"People are really showing up to this experience as though it's a concert, and I am tickled pink," said Blake.
Audiences are arriving at Sydney's Neilson Nutshell theatre in velour tracksuits, butterfly clips, and low slung jeans, to see her noughties-era adaptation of Macbeth.
The play imagines the main character not as a Scottish general but as 13-year-old pop star Mackenzie, complete with a flip phone and a ruthless stage mum named Ruth.
Mackenzie has a modest part on a children's television show, until a make-up artist has a vision that she is destined to be the world's biggest pop star.
Every generation has its child stars, from Shirley Temple to Drew Barrymore, Lindsay Lohan, Britney Spears, Miley Cyrus, and Jojo Siwa.
And every child star has a use-by date, giving rise to demands for constant reinvention, said Blake.
"You have a limited time in the spotlight before you are outdated and cringe, and I think we all have these fears about ourselves," she said.
"I'm so interested in how we ask young women to constantly shed their skin like a snake and contort themselves into a new image."
Teen stardom proved to be fertile ground for a re-examination of Macbeth's toxic ambition, and while the play is packed with references that Shakespeare buffs will relish, audiences don't need to know the original to enjoy the adaptation.
Blake's previous musical Fangirls was years in the making and won a string of awards after it premiered in 2019, touring nationally before a run in London.
Writing Mackenzie, she smashed out a first draft in three weeks, with a mere 18 months from inception to performance.

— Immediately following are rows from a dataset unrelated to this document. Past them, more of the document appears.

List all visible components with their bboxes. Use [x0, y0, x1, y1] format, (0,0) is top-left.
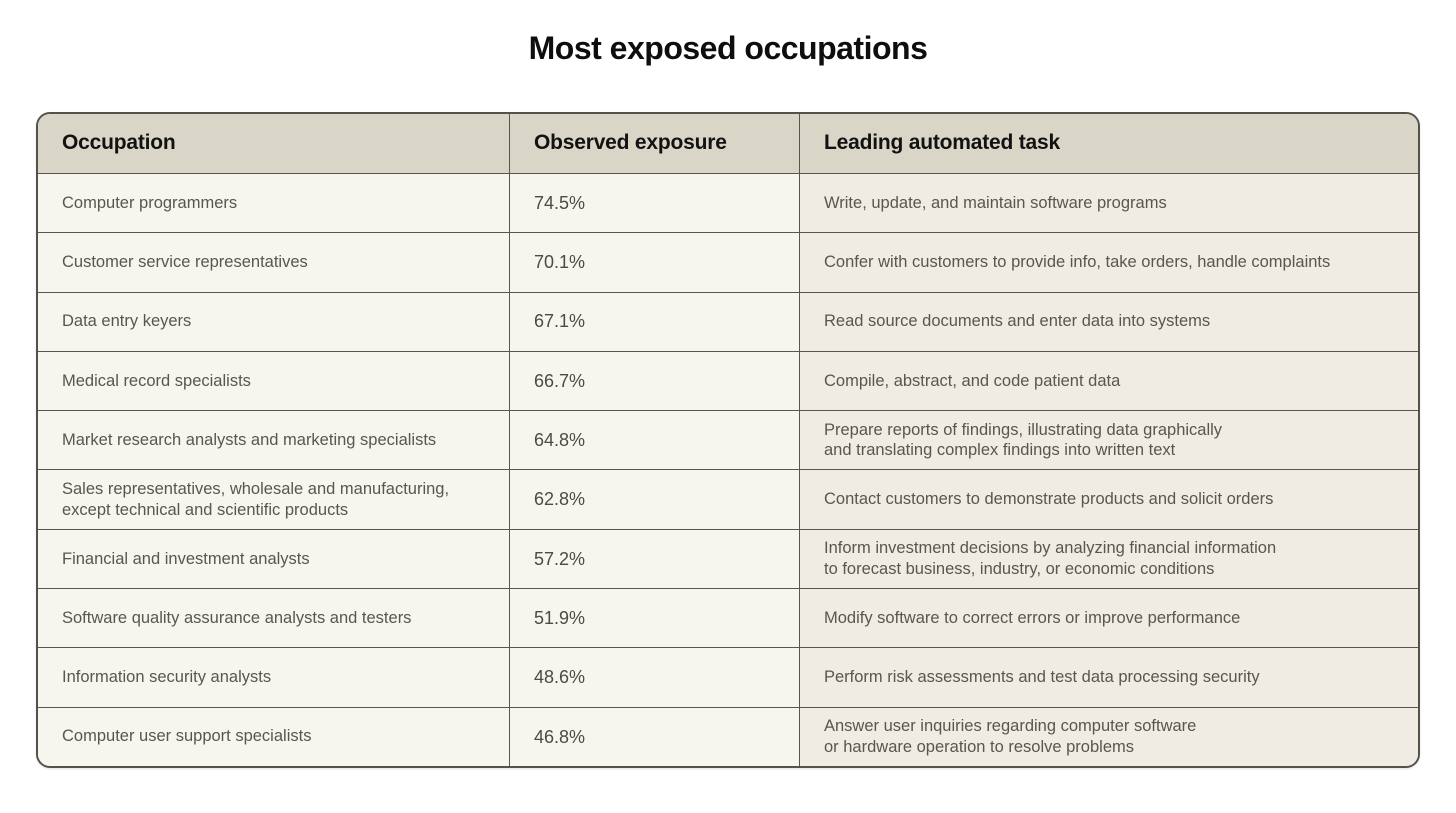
exposure-cell: 67.1% [509, 291, 799, 351]
exposure-cell: 66.7% [509, 350, 799, 411]
header-cell-occupation: Occupation [38, 114, 509, 173]
occupation-cell: Computer user support specialists [38, 706, 509, 766]
header-cell-observed-exposure: Observed exposure [509, 114, 799, 173]
task-cell: Answer user inquiries regarding computer… [799, 706, 1418, 766]
occupation-cell: Sales representatives, wholesale and man… [38, 469, 509, 529]
task-cell: Write, update, and maintain software pro… [799, 173, 1418, 233]
exposure-cell: 74.5% [509, 173, 799, 233]
exposure-cell: 64.8% [509, 410, 799, 470]
task-cell: Perform risk assessments and test data p… [799, 647, 1418, 707]
task-cell: Contact customers to demonstrate product… [799, 469, 1418, 529]
exposure-cell: 70.1% [509, 232, 799, 292]
occupations-table: Occupation Observed exposure Leading aut… [36, 112, 1420, 768]
occupation-cell: Customer service representatives [38, 232, 509, 292]
task-cell: Read source documents and enter data int… [799, 291, 1418, 351]
exposure-cell: 62.8% [509, 469, 799, 529]
task-cell: Inform investment decisions by analyzing… [799, 528, 1418, 589]
task-cell: Modify software to correct errors or imp… [799, 588, 1418, 648]
exposure-cell: 51.9% [509, 588, 799, 648]
occupation-cell: Market research analysts and marketing s… [38, 410, 509, 470]
occupation-cell: Data entry keyers [38, 291, 509, 351]
task-cell: Compile, abstract, and code patient data [799, 350, 1418, 411]
occupation-cell: Financial and investment analysts [38, 528, 509, 589]
occupation-cell: Medical record specialists [38, 350, 509, 411]
exposure-cell: 57.2% [509, 528, 799, 589]
exposure-cell: 46.8% [509, 706, 799, 766]
occupation-cell: Information security analysts [38, 647, 509, 707]
task-cell: Confer with customers to provide info, t… [799, 232, 1418, 292]
occupation-cell: Computer programmers [38, 173, 509, 233]
occupations-table-grid: Occupation Observed exposure Leading aut… [38, 114, 1418, 766]
page-title: Most exposed occupations [528, 30, 928, 66]
exposure-cell: 48.6% [509, 647, 799, 707]
occupation-cell: Software quality assurance analysts and … [38, 588, 509, 648]
task-cell: Prepare reports of findings, illustratin… [799, 410, 1418, 470]
header-cell-leading-automated-task: Leading automated task [799, 114, 1418, 173]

The production stars Kimberley Hodgson, Nikki Britton, and Ryan González.
It's not a musical as such, but features some catchy bubblegum pop tunes Blake penned with Tom Lowndes from Hot Dub Time Machine.
The Bell Shakespeare production is directed by acclaimed writer/actor/director Virginia Gay - whose mother just happens to be Sydney University Shakespeare scholar Professor Penny Gay.
Knowing teenagers are often force-fed Shakespeare, Blake was determined to make Mackenzie the most surprising and naughty school excursion ever.
"Automatically a lot of teenagers are going to get dragged along ... so how do I make a play that doesn't lag for a second, and is ideally a kind of gateway drug to attending the theatre," she said.
Bell Shakespeare's Mackenzie is on at the Neilson Nutshell until July 18, before touring to Arts Centre Melbourne from July 23 till August 9.